The guy walking towards me now looks so far from the once dignified EIC with a solid built frame and an ego the size of Russia. In his place is a guy with a pair of sad, weary eyes.

“Hi Kit…” he starts, and from the tone of his voice I can tell that he is scouring his brain for some fake apology that can somehow makeup for making me wait without even a decent heads up.

“Hey,” I say.

“Sorry, I’m late. I…”

“Never mind,” I catch myself saying. “Want to catch a movie?”

“Um, sure.”

I am a grown woman, alright. But both the 18-year-old and 24-year-old woman in me are experiencing the same anxiety attack.

After four years, I expected to have better control of my emotions and expectations by now but I am suddenly so conscious of Matthew’s hands so close to mine again after all this time.

We decided to catch a late night movie and quickly queued for some popcorn. In our haste, he trips and the tub of popcorn he is holding flies from his hands. For a split second, the world was at peace as the popcorn fell from above.

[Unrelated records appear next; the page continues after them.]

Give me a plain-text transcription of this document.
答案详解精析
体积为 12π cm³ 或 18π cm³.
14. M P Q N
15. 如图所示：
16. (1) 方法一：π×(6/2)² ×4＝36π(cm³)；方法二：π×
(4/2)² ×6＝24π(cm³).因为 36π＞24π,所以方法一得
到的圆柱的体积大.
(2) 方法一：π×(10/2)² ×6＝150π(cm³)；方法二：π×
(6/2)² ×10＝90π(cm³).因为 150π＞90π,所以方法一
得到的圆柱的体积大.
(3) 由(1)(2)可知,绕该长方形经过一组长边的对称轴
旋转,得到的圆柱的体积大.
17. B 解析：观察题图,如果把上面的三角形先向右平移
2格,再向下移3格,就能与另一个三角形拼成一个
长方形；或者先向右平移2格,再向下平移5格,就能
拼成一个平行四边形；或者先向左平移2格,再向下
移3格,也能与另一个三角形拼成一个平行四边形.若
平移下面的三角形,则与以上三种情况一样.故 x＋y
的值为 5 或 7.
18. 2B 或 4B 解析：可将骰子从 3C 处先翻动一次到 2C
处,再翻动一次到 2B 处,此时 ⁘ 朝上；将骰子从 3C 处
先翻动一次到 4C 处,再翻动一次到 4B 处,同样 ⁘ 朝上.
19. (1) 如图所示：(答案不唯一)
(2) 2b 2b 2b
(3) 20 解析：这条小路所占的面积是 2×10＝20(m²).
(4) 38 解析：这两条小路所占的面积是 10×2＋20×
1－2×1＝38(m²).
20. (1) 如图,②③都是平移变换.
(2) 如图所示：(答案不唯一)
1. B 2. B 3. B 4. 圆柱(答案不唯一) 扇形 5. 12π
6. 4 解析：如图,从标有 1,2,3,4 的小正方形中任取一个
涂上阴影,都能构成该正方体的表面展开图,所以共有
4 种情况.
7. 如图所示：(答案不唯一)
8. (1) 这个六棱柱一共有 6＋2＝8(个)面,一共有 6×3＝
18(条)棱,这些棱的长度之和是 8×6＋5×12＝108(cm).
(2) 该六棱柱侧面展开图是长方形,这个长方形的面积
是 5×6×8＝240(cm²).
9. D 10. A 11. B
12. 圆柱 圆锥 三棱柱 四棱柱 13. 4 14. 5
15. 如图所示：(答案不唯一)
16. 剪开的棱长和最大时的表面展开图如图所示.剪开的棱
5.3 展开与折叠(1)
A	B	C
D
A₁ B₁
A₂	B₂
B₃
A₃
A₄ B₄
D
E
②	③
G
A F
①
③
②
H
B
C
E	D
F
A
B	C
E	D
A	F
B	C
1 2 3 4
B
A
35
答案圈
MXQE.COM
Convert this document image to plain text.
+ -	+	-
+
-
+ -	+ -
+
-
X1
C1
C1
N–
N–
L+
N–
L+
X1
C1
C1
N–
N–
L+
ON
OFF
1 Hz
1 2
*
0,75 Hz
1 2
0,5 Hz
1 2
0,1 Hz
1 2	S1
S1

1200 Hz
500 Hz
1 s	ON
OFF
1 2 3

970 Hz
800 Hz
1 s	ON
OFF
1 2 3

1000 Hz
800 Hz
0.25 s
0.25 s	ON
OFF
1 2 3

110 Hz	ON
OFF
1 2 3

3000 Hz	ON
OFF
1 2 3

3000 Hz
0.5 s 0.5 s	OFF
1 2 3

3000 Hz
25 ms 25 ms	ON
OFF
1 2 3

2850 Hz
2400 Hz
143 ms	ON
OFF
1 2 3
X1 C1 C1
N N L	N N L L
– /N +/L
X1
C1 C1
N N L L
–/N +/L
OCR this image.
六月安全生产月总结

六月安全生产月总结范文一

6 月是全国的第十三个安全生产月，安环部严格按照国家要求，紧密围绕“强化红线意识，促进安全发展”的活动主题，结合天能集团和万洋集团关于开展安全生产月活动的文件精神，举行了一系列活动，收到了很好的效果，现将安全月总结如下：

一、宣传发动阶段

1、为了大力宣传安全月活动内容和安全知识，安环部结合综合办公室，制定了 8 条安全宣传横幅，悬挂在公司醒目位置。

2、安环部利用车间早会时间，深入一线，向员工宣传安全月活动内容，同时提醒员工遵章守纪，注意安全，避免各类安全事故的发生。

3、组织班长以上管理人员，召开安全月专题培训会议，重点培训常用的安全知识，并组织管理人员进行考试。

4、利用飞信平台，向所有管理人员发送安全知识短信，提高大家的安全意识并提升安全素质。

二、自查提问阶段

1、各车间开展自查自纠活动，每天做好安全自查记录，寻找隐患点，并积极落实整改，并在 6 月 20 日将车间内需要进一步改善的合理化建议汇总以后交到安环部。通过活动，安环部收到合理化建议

“Are you okay?” I ask as I help him brush the popcorn off his hair.

“Um, yes,” he says. “Shit, sorry about the popcorn.”

And just like that, I feel it happening, as though someone switched it on again. I feel the connection, the one I so desperately tried to break.

I can feel him again. And just like that, I open my mouth and say: “You fell for me again.”

For a split second, I swear I saw his face light up. For the first time in years, I hear him laugh again. And it sounds so beautiful.